Olho firmemente, aquela criança, parece um menino bom. Mas parece que ele tem algo de diferente; só isso para justificar a sua solidão. Só aqueles outros dois lhe deram atenção até agora. Acho que vou seguí-lo pelo resto do dia.

Estou vendo o motivo: lhe faltam condições financeiras; pela casa que ele mora, dá pra ver que não é filho de alguém bem sucedido. A casa parece cair aos pedaços, não tem garagem; pra quê ter garagem se não há um carro para guardar?

Motivos de sobra para que seja mesmo excluído. Mas quero continuar a seguí-lo, não sei se o depois do almoço dele equivale a ações posteriores ao almoço, ou está ligado ao período vespertino. Entendo que é a segunda opção mesmo, são duas da tarde, e ele está ali, com uma bicicleta velha, com certeza ganhou de alguém, as havaianas são diferentes, uma azul, e a outra, marron. Os remendos feitos na bermuda jeans, bastante surrada (parece mais que foi espancada), mostram que roupa também não é o seu forte, mas de todo jeito, eu fico olhando, e parece que estou simpatizado com essa figura, estou interessado em saber como será o restante de seu dia.

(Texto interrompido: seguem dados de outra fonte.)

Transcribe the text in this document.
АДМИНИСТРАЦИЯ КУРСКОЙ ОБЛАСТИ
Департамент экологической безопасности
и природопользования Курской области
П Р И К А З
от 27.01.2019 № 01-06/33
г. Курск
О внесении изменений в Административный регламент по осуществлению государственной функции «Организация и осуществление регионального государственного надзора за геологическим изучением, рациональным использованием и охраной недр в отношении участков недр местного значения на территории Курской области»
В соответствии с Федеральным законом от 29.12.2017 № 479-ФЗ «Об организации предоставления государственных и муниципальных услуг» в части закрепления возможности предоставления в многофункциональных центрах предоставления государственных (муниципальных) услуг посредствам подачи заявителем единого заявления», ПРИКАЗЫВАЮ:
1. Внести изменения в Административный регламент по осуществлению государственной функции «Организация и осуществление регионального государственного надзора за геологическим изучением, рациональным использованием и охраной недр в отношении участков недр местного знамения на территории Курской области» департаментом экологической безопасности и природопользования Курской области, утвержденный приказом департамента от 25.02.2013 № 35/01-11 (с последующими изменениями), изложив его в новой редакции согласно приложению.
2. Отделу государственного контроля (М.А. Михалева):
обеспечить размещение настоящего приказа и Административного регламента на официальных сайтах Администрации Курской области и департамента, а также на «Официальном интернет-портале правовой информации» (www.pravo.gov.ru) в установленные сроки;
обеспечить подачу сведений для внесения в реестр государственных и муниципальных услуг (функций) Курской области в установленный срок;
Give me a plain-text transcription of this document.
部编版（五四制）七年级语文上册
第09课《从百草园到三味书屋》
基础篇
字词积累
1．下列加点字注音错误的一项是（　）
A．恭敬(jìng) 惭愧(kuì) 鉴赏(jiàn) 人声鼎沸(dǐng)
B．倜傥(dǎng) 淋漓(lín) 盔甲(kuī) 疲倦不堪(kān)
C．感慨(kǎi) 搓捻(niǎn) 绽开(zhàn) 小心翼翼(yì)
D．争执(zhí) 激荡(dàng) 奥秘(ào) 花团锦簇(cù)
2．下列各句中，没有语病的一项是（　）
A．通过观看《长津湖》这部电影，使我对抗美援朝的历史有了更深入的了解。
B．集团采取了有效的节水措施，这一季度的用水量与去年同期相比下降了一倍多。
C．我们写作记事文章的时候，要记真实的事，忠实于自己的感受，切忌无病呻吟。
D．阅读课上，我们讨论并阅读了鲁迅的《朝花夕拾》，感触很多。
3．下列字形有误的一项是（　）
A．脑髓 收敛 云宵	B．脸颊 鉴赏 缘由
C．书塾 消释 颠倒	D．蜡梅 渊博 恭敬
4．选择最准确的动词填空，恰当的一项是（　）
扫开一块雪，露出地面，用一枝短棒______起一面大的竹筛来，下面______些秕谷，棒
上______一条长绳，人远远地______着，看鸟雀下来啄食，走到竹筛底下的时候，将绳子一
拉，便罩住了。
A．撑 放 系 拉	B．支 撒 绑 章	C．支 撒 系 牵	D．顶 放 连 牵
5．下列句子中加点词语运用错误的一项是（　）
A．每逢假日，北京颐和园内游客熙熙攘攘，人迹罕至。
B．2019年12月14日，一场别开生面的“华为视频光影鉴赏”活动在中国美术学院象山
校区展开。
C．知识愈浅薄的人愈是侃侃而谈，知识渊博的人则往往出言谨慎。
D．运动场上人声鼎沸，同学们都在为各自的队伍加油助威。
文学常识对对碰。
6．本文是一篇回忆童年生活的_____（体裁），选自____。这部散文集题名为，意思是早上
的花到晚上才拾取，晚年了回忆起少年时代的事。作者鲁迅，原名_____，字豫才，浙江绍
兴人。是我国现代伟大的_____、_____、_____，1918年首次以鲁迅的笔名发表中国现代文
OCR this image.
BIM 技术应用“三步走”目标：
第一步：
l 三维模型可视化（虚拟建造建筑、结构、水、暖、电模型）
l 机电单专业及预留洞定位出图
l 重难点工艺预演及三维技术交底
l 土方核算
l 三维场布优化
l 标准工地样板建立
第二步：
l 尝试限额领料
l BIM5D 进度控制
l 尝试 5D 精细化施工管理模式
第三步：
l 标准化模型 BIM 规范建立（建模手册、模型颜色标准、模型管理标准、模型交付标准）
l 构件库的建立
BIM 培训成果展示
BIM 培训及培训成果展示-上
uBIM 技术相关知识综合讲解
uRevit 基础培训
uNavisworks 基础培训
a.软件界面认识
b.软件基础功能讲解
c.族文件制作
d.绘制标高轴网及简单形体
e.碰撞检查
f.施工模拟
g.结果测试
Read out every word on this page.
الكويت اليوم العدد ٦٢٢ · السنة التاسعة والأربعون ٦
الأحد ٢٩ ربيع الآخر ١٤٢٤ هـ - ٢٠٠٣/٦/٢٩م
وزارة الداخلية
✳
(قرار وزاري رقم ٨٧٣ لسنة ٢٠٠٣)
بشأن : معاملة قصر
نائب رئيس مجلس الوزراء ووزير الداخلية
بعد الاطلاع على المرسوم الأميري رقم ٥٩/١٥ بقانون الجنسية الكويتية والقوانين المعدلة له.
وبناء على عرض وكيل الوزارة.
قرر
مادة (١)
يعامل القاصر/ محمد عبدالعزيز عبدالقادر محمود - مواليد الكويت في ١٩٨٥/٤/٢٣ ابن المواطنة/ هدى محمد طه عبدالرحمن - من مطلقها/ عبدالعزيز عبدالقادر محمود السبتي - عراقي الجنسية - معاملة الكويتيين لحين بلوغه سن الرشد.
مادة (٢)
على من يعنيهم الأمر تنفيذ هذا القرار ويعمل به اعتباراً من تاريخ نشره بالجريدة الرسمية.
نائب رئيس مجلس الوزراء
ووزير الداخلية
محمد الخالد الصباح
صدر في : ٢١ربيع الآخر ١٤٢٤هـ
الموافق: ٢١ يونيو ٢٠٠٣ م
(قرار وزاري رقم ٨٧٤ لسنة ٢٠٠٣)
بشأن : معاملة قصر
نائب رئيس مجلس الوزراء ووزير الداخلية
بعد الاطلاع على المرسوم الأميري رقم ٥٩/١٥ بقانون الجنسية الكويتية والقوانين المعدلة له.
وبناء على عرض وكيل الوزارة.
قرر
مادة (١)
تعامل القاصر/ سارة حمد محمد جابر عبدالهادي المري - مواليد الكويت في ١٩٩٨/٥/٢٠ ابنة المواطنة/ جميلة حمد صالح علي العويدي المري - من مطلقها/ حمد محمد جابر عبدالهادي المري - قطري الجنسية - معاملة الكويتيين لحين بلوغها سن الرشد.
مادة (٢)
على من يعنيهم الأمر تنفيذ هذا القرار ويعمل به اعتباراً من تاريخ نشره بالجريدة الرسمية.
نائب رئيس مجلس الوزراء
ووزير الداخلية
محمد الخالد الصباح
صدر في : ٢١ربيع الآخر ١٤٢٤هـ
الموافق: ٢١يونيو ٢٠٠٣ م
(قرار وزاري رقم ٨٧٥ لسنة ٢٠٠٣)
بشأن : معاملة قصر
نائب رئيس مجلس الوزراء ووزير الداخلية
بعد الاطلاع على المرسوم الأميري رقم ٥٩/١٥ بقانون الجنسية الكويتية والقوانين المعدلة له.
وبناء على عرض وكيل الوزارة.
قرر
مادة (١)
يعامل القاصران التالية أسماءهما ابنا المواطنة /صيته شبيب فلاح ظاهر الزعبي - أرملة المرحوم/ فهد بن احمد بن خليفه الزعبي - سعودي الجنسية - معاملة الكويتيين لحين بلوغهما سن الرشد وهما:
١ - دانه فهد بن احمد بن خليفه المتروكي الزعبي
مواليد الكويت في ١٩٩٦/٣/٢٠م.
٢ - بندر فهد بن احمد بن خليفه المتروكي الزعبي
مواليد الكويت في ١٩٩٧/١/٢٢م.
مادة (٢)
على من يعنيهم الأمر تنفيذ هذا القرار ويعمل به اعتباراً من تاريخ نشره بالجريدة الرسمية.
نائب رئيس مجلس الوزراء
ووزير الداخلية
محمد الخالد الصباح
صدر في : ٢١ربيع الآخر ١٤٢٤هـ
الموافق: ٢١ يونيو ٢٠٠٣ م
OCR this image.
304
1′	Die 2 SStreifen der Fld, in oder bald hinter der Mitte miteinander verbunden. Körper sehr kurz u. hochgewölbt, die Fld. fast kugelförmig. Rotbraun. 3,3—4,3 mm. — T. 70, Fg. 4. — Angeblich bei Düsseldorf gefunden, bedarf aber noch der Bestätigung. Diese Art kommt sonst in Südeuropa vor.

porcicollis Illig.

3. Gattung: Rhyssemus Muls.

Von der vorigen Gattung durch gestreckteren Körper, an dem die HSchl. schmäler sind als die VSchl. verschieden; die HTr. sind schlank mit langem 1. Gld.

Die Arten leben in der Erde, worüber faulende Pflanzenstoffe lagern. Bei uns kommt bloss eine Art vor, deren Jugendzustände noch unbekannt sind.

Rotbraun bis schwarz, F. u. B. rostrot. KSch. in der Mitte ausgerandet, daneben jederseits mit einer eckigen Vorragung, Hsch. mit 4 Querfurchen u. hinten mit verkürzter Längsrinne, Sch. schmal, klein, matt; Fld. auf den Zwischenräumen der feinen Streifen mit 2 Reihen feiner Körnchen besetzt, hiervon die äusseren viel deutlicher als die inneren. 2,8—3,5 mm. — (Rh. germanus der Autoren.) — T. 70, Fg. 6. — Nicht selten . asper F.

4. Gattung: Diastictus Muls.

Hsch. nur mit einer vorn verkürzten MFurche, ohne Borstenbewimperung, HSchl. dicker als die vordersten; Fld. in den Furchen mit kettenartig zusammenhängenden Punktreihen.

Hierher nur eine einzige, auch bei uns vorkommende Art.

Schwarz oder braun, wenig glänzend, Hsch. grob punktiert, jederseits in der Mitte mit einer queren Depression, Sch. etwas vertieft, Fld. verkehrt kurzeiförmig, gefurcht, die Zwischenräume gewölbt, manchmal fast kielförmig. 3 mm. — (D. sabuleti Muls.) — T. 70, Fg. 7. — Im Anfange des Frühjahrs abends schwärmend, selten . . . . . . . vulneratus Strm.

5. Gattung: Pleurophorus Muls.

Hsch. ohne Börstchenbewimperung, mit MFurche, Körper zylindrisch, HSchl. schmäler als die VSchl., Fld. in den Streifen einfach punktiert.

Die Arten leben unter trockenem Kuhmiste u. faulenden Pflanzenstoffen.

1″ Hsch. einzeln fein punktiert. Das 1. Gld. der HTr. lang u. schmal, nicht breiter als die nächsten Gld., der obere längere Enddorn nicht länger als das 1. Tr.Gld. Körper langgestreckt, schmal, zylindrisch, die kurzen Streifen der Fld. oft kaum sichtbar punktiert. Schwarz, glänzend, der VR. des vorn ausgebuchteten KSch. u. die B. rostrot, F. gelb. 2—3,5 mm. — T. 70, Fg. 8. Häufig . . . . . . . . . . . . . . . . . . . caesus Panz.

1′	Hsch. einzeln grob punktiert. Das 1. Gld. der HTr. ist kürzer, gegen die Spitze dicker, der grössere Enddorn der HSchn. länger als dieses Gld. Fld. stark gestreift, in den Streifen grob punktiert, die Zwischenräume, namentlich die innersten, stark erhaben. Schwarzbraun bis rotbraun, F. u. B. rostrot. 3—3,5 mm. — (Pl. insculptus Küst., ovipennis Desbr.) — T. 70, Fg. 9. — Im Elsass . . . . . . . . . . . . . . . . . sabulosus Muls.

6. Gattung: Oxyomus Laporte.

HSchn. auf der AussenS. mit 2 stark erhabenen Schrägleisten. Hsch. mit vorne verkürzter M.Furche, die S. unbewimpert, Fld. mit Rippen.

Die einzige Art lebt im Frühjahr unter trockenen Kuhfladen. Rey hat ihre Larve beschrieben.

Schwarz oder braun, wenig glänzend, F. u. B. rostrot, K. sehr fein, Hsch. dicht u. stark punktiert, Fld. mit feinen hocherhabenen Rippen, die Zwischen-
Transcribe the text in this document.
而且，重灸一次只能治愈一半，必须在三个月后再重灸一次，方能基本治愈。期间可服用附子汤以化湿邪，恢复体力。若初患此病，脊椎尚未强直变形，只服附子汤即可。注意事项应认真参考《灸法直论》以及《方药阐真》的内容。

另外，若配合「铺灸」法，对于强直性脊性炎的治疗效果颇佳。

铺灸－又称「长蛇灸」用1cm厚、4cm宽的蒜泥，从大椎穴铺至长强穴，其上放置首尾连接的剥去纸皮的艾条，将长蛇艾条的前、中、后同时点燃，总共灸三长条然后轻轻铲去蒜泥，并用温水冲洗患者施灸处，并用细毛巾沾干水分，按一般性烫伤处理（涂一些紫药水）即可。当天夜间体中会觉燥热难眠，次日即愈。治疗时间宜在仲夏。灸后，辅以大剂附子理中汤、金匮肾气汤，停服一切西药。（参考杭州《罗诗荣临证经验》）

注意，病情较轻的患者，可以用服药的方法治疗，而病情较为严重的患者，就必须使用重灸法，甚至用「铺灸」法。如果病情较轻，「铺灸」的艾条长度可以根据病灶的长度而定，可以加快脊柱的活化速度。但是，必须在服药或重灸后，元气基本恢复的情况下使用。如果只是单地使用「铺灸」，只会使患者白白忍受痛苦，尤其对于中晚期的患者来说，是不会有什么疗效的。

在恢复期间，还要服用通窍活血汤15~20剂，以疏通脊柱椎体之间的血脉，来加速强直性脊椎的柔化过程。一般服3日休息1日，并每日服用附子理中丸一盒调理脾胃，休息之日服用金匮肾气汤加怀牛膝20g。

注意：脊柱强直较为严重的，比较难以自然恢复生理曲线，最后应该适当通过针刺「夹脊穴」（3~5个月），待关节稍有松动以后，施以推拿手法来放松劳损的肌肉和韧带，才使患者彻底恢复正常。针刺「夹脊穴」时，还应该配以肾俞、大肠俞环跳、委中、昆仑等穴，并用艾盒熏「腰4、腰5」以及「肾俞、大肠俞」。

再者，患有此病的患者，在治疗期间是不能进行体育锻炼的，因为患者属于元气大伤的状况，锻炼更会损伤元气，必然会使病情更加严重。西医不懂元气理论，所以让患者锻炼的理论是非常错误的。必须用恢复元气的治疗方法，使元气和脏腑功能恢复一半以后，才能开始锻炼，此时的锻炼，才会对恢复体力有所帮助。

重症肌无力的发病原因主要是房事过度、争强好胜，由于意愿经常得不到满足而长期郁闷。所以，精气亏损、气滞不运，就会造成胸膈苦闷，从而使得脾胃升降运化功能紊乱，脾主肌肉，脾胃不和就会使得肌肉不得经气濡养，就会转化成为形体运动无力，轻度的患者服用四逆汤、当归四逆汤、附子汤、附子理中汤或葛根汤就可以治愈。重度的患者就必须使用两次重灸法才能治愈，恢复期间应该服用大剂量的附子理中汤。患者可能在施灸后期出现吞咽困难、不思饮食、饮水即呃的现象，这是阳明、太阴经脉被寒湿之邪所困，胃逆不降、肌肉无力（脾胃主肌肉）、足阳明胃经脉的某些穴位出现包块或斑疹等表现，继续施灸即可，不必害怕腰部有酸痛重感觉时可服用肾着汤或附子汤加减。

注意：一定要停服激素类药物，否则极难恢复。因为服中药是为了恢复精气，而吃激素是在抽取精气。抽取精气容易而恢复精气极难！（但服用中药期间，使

Ele resolveu ir para o bosque, um lugar bonito, muitas pessoas que passeiam por lá levam seus cachorros, limpos, de pelos bem cuidados, e ele, trás consigo, para minha surpresa, um violão.

E aquela menina? Passa perto, e parece que não foi só eu que simpatizei, mas estou de olho, e percebi que sua mãe lhe deu um tranco, e sussurrou: ‘além de pobre, é negro.’ Mas, não sou o único simpatizante. A menina solta as mãos da mãe, que fica ali entretida ao seu crochê, sentada em um belo lençol, e corre até o menino, que também está entretido com seu violão, e sentado em uma colcha de retalhos. Os olhinhos dele não se abrem para perceber a chegada dela, parece que está em outra dimensão, fazendo notas diminutas, com dedos pequenos para um violão grande, afinal, se o violão foi doado, também não podia escolher. Ela não tem escolha, então se assenta, ouve a música, e ouve também o grito da mãe: Mariana! Volte aqui!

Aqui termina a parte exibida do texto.